Numerical Study of Bubble Breakup in Fractal Tree-Shaped Microchannels

Hydrodynamic behaviors of bubble stream flow in fractal tree-shaped microchannels is investigated numerically based on a two-dimensional volume of fluid (VOF) method. Bubble breakup is examined in each level of bifurcation and the transition of breakup regimes is discussed in particular. The pressure variations at the center of different levels of bifurcations are analyzed in an effort to gain further insight into the underlying mechanism of bubble breakup affected by multi-levels of bifurcations in tree-shaped microchannel. The results indicate that due to the structure of the fractal tree-shaped microchannel, both lengths of bubbles and local capillary numbers decrease along the microchannel under a constant inlet capillary number.
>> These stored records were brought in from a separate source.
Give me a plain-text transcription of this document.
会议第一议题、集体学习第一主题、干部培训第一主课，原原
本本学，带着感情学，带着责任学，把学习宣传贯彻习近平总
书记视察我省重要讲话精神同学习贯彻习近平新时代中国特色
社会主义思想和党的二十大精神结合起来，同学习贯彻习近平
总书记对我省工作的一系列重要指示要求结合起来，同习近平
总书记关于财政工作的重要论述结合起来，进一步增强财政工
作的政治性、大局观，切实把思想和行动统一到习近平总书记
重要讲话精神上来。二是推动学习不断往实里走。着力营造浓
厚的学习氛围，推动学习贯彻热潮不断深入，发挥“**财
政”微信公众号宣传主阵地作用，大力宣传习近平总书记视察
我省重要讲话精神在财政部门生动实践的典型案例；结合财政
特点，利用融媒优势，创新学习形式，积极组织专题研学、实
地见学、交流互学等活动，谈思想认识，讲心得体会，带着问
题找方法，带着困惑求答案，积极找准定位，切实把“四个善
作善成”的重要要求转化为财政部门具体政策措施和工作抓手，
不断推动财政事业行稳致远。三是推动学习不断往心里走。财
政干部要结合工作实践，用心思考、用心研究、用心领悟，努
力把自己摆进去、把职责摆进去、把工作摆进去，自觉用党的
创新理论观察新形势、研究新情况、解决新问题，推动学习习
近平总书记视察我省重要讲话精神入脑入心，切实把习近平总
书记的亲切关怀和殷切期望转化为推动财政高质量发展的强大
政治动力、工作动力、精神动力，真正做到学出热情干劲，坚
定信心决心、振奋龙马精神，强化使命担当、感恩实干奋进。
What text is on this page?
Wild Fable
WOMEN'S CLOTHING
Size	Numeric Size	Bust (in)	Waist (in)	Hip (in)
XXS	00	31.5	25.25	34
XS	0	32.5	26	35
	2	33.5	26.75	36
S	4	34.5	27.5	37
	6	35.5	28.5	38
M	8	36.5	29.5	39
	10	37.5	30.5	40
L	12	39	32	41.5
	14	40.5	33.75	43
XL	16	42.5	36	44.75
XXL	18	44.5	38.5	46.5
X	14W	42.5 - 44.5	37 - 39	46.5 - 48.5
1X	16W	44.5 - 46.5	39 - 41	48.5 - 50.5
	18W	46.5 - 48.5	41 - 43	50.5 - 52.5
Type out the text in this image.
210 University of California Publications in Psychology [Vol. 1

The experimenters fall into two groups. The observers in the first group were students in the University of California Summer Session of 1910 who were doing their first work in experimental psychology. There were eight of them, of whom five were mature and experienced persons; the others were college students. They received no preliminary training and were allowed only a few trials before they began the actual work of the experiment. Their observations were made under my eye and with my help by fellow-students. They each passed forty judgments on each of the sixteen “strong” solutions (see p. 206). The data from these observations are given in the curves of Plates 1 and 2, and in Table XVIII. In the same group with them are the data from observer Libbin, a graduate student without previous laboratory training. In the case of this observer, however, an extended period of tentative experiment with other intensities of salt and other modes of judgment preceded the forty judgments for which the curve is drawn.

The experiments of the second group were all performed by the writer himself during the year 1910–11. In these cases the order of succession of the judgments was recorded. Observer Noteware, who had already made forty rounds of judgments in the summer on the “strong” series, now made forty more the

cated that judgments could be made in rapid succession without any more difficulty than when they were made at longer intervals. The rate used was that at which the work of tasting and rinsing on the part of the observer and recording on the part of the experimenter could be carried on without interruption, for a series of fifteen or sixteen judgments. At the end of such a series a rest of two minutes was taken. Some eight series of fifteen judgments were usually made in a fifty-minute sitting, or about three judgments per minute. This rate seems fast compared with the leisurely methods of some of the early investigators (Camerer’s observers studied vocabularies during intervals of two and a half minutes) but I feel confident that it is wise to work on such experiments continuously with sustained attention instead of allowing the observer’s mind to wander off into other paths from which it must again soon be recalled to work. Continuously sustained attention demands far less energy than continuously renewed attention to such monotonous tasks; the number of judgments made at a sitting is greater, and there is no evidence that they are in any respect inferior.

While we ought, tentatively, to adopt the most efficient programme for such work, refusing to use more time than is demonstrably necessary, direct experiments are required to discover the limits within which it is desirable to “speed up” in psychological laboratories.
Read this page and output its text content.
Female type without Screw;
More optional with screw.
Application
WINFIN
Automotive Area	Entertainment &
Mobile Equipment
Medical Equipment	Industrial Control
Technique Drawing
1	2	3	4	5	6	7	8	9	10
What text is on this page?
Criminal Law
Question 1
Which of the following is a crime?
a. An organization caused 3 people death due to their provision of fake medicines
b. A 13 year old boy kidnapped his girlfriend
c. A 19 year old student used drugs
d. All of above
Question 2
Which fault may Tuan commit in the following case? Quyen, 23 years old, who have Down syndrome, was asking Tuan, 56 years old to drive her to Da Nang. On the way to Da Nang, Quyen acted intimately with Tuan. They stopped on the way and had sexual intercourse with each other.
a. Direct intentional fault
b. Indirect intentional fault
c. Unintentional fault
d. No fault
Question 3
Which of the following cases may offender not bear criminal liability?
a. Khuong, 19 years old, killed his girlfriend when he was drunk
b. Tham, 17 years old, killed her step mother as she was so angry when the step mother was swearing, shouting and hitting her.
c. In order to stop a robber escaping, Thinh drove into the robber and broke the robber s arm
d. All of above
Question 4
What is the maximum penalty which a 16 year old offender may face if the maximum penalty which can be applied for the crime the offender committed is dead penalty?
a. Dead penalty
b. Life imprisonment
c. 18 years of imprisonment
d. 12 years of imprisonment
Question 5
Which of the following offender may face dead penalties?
Hence the transition from the obstructed breakup and obstructed-tunnel combined breakup to coalescence breakup is observed when the bubbles are flowing into a higher level of bifurcations. Compared with the breakup of the bubbles in the higher level of bifurcations, the behaviors of bubbles show stronger periodicity in the lower level of bifurcations. Perturbations grow and magnify along the flow direction and the flow field becomes more chaotic at higher level of bifurcations. Besides, the feedback from the unequal downstream pressure to the upstream lower level of bifurcations affects the bubble breakup and enhances the upstream asymmetrical behaviors.